Last month, Seattle-based bitcoin services company CoinLab filed an objection to a plan that begin the rehabilitation of shuttered Tokyo-based exchange Mt.Gox. Late last week, however, CoinLab announced that it was withdrawing its objection and is now supporting the Chapter 15 bankruptcy filing. The Wall Street Journal reports that while CoinLab does not change the status of its $75 million claim against Mt.Gox, the company filed papers on Friday, June 6, declaring that it would not object to Mt.Gox’s bid for bankruptcy protection.

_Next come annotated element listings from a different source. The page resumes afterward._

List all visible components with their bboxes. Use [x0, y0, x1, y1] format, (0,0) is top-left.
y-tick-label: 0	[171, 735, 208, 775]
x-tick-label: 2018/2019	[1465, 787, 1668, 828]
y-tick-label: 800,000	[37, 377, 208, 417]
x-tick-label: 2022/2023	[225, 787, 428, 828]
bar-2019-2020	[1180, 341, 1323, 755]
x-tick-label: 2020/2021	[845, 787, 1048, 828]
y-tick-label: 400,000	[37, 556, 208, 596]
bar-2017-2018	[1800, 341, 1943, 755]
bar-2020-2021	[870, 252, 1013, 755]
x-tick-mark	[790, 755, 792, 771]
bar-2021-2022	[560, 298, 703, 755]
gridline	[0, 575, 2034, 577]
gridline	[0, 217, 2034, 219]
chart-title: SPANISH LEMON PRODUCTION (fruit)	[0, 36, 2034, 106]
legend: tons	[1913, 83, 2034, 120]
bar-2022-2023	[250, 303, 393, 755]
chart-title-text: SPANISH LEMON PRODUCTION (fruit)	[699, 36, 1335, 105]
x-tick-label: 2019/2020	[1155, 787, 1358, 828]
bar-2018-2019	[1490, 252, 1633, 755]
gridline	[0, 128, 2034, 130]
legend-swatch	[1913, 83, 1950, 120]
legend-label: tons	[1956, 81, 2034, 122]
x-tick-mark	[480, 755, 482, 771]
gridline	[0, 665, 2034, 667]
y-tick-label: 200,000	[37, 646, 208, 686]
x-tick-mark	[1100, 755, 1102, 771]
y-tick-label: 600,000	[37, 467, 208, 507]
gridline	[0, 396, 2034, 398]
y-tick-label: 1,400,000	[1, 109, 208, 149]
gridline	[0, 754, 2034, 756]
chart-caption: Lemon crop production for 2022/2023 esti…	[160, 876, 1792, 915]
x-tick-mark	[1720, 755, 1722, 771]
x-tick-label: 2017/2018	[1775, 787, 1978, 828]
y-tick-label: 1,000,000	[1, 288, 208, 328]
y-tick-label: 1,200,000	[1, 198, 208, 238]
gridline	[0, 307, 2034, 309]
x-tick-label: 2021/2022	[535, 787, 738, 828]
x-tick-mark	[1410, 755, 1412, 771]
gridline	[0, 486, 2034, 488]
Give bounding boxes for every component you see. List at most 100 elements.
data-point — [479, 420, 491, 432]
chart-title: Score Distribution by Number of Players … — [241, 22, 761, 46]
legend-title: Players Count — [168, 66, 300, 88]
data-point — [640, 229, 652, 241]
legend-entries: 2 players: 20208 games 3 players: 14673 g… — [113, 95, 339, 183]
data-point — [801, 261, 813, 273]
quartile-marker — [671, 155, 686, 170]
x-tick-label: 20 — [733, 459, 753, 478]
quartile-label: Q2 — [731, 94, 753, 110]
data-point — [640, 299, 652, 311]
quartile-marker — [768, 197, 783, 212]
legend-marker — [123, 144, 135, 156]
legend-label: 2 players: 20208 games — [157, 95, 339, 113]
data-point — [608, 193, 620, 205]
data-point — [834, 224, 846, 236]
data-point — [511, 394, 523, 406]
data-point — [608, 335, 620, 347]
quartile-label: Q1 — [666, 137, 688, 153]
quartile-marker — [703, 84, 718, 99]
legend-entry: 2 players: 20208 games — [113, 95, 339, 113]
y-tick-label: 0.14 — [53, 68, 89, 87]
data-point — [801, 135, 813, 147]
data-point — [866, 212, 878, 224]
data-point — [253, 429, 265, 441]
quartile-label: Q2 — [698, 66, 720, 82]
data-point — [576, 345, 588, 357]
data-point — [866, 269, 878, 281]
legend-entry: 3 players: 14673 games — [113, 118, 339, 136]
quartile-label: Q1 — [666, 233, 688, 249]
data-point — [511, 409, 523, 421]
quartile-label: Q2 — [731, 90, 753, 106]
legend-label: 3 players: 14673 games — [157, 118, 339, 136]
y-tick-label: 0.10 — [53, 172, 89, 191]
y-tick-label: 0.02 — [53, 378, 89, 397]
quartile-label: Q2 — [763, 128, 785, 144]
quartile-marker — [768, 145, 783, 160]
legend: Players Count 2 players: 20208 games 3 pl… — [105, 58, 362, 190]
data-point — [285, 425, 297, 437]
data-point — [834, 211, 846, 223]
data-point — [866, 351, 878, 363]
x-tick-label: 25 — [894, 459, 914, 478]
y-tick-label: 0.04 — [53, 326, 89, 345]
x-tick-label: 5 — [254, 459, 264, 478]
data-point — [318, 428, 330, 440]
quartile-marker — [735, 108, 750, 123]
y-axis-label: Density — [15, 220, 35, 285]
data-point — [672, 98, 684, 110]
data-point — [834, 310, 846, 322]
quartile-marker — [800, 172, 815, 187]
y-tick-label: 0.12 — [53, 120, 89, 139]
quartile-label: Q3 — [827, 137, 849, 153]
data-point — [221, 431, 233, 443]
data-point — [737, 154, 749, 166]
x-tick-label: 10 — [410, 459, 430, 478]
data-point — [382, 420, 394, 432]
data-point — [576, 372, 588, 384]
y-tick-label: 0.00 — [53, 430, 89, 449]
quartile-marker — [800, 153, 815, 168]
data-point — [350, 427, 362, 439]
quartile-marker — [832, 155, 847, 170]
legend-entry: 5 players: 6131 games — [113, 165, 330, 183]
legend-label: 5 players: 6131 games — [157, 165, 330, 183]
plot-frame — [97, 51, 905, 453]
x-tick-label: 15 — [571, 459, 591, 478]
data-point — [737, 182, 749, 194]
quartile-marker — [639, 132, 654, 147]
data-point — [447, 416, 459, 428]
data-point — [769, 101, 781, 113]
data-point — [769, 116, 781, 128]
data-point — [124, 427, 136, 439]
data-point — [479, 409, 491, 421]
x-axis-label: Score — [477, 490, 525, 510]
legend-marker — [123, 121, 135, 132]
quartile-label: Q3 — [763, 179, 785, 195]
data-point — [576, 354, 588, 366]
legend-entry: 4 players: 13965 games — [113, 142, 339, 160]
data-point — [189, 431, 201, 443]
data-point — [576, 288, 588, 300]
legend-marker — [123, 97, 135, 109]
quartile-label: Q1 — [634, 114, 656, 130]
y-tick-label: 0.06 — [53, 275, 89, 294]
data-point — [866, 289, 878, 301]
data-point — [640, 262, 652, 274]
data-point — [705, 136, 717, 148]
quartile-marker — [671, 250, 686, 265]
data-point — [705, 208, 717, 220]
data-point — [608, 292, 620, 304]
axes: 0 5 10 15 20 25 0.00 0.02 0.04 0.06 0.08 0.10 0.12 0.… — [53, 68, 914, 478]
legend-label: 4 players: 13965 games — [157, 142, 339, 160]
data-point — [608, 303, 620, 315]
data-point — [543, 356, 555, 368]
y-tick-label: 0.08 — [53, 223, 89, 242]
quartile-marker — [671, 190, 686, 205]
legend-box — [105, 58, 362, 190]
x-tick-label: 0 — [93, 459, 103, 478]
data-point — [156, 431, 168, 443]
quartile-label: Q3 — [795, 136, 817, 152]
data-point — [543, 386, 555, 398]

The move may allow the international bankruptcy process to move forward more quickly. If the U.S. case is settled in the upcoming June 17 hearing, it would empower Mt.Gox’s Japanese trustee, Nobuaki Kobayashi, to consider revival and liquidation bids by Sunlot Holdings and others. The Sunlot proposal is the only publicly known bid, although there may be others, including competing bids from OKCoin and CoinLab. According to the WSJ:
Earlier this year, the Sunlot investor group reached a deal with some creditors that had sued Mt. Gox after news broke of the missing bitcoins. Under the deal, creditors that include some Mt. Gox customers would get a 16.5% ownership stake in Mt. Gox, split a portion of 200,000 bitcoins that were located in a search and share other bitcoins that may still turn up in the investigation.
While CoinLab hasn’t officially endorsed the Sunlot Holdings deal, it is clearly in the company’s best interest to move the process forward. Currently, Mt.Gox’s assets — which include several million dollars and at least 202,000 BTC — are currently frozen until the U.S., Canadian and Japanese cases are settled.